June 11, 2012 11:59 PM
The meeting of the school board’s Curriculum and Instruction Committee got off to a bad start when committee member Art Beaudry from Ward 9 launched into the administration for not providing the information it planned to discuss in advance of the meeting. As Assistant Superintendent Michael Tursi outlined various personnel realignment options for the committee to consider in light of the nearly 200 vacancies expected this fall due to layoffs, retirements, resignations and non-renewals, an exasperated Beaudry complained he couldn’t take notes fast enough to keep up with Tursi.
Committee chair Sarah Ambrogi of Ward 1 tried to calm Beaudry, noting that the purpose of the meeting was to give the administration a chance to introduce the options it was considering and open discussion, not to cast any votes or make any decisions. She stated that the options presented by the school district’s administration would be sent to committee members.
Ward 4 Committeeman Roy Shoults, also a member of the committee, echoed Ambrogi’s position. “The purpose of the meeting is to hear these approaches to the funding problem we have. We have to start somplace.

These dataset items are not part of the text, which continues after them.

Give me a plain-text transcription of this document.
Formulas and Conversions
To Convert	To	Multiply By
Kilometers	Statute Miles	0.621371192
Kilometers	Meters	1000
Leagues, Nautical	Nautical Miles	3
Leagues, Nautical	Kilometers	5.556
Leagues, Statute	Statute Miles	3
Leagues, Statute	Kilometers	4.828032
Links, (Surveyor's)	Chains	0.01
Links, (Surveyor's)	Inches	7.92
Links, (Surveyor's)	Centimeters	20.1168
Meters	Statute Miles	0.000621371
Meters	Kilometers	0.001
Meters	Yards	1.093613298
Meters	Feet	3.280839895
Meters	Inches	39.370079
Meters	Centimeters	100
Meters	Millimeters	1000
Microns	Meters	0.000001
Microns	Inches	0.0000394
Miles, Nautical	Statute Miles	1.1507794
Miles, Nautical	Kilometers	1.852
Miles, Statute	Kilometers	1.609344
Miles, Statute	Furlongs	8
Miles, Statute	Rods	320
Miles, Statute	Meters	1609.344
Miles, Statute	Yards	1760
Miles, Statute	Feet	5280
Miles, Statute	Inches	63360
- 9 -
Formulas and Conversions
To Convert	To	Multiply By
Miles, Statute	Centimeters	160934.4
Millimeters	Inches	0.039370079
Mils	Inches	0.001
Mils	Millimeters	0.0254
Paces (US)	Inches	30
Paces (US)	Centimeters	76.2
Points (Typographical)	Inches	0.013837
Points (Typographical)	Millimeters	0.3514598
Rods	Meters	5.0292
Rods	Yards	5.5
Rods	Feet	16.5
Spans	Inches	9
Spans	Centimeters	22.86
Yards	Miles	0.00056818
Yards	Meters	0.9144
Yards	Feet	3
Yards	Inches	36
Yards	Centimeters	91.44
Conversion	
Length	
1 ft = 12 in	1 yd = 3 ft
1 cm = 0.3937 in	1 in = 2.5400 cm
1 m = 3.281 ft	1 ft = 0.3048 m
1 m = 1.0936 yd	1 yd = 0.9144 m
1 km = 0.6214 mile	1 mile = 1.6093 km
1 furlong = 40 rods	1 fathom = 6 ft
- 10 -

If we don’t say something and they don’t say something, then we start from no place.”
Though not a member of the committee, Ward 2 school board member Debra Gagnon-Langton renewed her complaint that the administration “came forward with RIFs without asking the board for input,” and said they are “now bringing it back piecemeal.” She expressed alarm over the “number of teachers and administrators jumping ship is alarming” and criticized the administration for providing the aldermen with class size information that was not right.
Superintendent Tom Brennan pushed back against Gagnon-Langton’s charge that board members were uninformed of where the pink slipped teachers would come from saying that most of them were presented on the initial RIF lists to the board. He went on to say, in response to a question from Gagnon-Langton that “none of this is acceptable. That we don’t have a budget of !62 million is unacceptable, but we have to deal with the hand we’ve been dealt. The bottom line is, literally, how do we deal with a $150 million budget?”
Tursi and Brennan detailed various options to reassign personnel between the high schools and middle schools to adjust for the layoffs in “Language Arts” (formerly known as English) and “World Languages” (also known as “Foreign Languages.” Middle school class sizes would, on average range from 29 to 33 students under the proposed scenarios. Tursi was unable to provide estimates for high school class sizes noting the variety of classes available in the subjects.
Elementary school class sizes were expected to average 27 kids across the district.
Other issues addressed by the committee involved reassignment of Information Communication and Technology personnel as well as English Language Learner (formerly known as English as a Second Language) teachers to handle growing numbers of these students at Memorial High School. The ELL program was not impacted by the budget cuts, however the ICT program took a 50% reduction in teachers.